Um levantamento recente do IBGE revela um cenário preocupante em Campinas: 51,3% das mulheres com deficiência, com 25 anos ou mais, não completaram o ensino fundamental ou não possuem nenhuma instrução formal.

👉 O grupo representa 17.454 mulheres, de um total de 34.018.


📉 DESIGUALDADE EDUCACIONAL ESCANCARADA

Os dados fazem parte do Censo 2022, reunidos na plataforma “Mulheres no Censo 2022”, lançada em 2026 com o objetivo de subsidiar políticas públicas.

📌 Distribuição educacional em Campinas:

  • 51,3% — fundamental incompleto ou sem instrução
  • 12,9% — ensino médio incompleto
  • 22,8% — ensino médio completo ou superior incompleto
  • 12,8% — ensino superior completo

👉 Entre os homens com deficiência, o índice de baixa escolaridade também é alto (48,7%), mas ainda inferior ao das mulheres.


⚠️ DUPLA VULNERABILIDADE: CAPACITISMO E MACHISMO

Para a pedagoga Gisele Pacheco, o número é “assustador” e revela uma realidade marcada por dois fatores principais:

📌 Capacitismo: preconceito contra pessoas com deficiência
📌 Machismo: desigualdade de gênero que limita oportunidades

🗣️ Segundo ela:
“As mulheres já são vistas como mais vulneráveis.
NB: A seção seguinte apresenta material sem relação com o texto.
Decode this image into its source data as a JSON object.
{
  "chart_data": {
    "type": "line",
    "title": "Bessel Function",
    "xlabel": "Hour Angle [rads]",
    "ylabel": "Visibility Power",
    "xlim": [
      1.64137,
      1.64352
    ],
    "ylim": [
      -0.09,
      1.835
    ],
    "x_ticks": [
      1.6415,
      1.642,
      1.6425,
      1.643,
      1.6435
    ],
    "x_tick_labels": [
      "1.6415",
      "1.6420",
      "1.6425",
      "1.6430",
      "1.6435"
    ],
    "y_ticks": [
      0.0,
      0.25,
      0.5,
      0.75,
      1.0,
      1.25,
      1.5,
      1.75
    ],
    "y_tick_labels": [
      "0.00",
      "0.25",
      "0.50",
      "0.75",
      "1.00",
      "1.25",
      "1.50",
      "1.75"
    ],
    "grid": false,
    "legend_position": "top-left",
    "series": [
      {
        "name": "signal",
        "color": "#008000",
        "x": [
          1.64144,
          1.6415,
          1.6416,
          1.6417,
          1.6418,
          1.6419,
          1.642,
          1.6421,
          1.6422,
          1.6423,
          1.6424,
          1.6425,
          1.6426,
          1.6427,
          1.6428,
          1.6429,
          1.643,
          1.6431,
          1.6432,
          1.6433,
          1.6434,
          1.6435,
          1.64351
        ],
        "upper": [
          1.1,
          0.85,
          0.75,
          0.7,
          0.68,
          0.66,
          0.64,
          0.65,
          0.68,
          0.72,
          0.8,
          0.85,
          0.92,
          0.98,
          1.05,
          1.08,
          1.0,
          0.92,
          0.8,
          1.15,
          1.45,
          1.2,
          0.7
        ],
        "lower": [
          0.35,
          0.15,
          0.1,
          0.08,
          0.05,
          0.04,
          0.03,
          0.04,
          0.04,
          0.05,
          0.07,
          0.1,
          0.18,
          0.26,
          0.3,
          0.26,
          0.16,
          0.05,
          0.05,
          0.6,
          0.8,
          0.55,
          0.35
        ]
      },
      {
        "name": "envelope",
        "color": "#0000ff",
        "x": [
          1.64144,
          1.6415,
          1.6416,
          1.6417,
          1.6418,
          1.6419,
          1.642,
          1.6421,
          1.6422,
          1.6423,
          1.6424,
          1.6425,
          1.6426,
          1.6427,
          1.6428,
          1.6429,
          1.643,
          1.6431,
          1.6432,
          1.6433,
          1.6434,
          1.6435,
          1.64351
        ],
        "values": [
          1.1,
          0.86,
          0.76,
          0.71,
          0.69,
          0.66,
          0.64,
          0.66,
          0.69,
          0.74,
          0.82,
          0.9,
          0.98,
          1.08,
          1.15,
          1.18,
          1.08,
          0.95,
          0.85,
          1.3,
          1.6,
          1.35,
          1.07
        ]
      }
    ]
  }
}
Quando têm deficiência, essa vulnerabilidade aumenta ainda mais.”

👉 Muitas famílias ainda tratam essas mulheres com superproteção, limitando sua autonomia e acesso à educação.


🧠 O PESO DO PAPEL SOCIAL IMPOSTO

A pesquisadora Glaucia Marcondes, do Unicamp, destaca outro fator crítico:

📌 O chamado “tabu da domesticidade feminina”

👉 Trata-se da ideia histórica de que a mulher deve permanecer no ambiente doméstico, cuidando da casa e da família.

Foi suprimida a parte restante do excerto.